Tweeting (and covering Bowie) from the International Space Station last year, Colonel Chris Hadfield reminded the world how much we love space.

Hadfield (who has a guitar on stage with him) talks about danger (asks the audience what’s the most dangerous thing theyu’ve done) and notes that space travel is dangerous. He then  describes in detail what it’s like to get into a space shuttle and head for the space. He says that a space shuttle is the most complicated machine (?) ever built. He next shows a shuttle launch and  describes being on the International Space Station. You see a sunrise every 25 minutes due to the speed at which you are travelling.
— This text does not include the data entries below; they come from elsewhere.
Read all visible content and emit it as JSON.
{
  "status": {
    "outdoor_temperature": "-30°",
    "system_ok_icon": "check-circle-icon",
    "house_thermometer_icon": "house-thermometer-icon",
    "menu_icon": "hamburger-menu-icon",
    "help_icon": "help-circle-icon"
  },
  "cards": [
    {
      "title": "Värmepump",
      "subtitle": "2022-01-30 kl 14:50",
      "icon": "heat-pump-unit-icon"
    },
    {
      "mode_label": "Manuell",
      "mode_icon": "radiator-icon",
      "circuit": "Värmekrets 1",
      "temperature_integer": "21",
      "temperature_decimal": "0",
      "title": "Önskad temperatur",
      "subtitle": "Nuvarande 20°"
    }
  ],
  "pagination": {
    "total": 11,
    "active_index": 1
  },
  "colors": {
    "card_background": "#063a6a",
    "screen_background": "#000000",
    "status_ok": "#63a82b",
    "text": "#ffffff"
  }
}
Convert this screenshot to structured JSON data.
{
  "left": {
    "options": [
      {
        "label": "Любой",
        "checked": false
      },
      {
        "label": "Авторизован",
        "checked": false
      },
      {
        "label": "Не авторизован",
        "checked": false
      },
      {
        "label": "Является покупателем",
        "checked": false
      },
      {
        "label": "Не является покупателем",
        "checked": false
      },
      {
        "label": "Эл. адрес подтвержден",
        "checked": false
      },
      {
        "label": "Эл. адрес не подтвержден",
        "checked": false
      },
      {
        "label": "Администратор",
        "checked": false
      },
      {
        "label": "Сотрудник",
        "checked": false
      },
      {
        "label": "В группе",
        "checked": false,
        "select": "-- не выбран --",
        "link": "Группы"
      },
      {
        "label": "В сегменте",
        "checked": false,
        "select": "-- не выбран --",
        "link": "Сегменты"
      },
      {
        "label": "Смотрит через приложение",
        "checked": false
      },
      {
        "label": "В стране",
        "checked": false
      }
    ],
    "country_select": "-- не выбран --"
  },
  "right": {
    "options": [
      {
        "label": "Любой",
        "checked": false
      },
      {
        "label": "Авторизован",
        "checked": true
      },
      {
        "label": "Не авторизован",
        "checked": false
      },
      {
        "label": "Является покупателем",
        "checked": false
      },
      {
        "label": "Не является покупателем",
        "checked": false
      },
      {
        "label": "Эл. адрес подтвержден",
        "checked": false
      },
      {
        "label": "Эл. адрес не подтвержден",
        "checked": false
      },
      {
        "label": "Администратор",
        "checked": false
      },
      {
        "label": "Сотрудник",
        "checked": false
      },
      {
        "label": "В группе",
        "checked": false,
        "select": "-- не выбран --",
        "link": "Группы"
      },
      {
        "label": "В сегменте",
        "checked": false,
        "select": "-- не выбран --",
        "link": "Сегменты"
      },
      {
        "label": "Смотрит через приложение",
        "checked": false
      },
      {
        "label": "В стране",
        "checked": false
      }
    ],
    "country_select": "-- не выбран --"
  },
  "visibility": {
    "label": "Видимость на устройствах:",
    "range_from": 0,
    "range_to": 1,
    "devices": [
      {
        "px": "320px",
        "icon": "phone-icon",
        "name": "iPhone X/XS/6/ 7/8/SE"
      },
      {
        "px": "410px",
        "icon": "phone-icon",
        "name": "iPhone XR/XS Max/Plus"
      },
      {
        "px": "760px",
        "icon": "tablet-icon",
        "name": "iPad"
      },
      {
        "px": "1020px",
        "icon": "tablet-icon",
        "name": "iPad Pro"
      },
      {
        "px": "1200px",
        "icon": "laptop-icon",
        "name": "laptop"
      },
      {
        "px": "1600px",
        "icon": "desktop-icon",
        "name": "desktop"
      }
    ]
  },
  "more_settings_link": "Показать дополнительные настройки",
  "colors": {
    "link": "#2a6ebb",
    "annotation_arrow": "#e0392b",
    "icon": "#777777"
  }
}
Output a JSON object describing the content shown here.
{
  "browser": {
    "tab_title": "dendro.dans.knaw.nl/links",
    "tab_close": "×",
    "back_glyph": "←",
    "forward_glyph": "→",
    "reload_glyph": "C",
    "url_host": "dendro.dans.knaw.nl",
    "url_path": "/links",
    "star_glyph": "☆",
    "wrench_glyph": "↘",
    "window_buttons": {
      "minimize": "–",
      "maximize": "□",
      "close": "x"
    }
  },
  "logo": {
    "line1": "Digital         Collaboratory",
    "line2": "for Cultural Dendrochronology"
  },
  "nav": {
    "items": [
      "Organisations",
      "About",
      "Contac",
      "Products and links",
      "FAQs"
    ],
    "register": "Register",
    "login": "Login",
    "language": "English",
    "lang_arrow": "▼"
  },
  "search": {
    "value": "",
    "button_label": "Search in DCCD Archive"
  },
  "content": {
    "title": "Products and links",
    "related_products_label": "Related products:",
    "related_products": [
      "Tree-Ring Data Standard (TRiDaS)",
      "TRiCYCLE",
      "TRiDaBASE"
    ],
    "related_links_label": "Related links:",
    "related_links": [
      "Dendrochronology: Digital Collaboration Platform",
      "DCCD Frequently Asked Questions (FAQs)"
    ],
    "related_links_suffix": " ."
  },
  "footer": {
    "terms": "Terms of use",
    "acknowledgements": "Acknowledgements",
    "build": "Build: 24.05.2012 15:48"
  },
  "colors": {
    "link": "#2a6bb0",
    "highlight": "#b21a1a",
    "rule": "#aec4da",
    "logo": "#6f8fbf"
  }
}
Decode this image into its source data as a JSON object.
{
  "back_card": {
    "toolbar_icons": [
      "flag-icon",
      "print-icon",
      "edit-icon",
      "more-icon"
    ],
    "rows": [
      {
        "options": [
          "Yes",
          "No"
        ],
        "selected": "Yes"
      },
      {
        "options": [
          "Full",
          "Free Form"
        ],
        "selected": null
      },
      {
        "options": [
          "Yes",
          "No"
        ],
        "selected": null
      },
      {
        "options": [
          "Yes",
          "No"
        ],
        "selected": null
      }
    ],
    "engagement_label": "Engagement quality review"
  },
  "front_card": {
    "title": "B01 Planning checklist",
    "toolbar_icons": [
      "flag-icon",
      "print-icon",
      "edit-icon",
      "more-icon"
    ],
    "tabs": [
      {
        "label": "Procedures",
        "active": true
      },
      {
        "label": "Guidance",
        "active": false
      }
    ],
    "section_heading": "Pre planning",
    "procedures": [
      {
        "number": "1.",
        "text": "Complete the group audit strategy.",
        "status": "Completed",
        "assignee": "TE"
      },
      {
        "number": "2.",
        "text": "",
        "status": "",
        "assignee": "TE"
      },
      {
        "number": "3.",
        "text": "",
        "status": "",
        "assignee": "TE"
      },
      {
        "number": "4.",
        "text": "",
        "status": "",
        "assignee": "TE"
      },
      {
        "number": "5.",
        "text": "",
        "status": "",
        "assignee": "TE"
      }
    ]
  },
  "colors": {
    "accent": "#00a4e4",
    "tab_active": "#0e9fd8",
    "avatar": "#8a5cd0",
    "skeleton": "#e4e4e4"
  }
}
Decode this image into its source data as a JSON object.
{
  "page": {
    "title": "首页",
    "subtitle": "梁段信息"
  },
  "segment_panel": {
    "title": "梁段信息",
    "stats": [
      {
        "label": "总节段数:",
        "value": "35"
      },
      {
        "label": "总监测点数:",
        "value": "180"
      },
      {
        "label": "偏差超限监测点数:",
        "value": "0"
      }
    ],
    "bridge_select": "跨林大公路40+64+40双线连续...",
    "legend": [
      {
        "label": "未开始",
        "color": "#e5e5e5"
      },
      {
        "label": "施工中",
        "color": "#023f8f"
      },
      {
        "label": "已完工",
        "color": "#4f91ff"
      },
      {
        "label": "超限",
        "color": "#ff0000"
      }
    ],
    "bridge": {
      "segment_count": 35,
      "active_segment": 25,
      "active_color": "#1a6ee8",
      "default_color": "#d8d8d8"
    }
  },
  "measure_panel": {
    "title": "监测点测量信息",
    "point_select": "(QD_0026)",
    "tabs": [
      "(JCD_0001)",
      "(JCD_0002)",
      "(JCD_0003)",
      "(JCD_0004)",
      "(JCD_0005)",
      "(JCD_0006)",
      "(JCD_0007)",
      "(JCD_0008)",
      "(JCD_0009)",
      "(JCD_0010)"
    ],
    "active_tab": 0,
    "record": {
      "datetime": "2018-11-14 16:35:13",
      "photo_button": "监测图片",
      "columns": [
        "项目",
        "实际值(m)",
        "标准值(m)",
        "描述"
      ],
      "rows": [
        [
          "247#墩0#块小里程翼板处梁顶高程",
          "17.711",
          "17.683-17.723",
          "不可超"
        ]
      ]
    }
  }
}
He describes his first space walk when his left eye went blind. His left eye teared up while he continued work outside the station.

In space your tears don’t fall, they build up until there’s enough force to push them across the bridge of your nose and land like a small waterfall in your right eye. When the tears wooshed over to his right eye, he became completely blind.

Hadfield asks the audience again about danger and talks about overcoming fear and dealing with real danger as opposed to perceived danger. One of the ways astronauts deal with their fear and danger is to practice until they’ve changed their primal fear.

Hadfield plays a guitar and covers David Bowie’s Space Oddity and ends his talk with these words “Fear Not.”

I am done for today and I hope there aren’t too many mistakes in this post.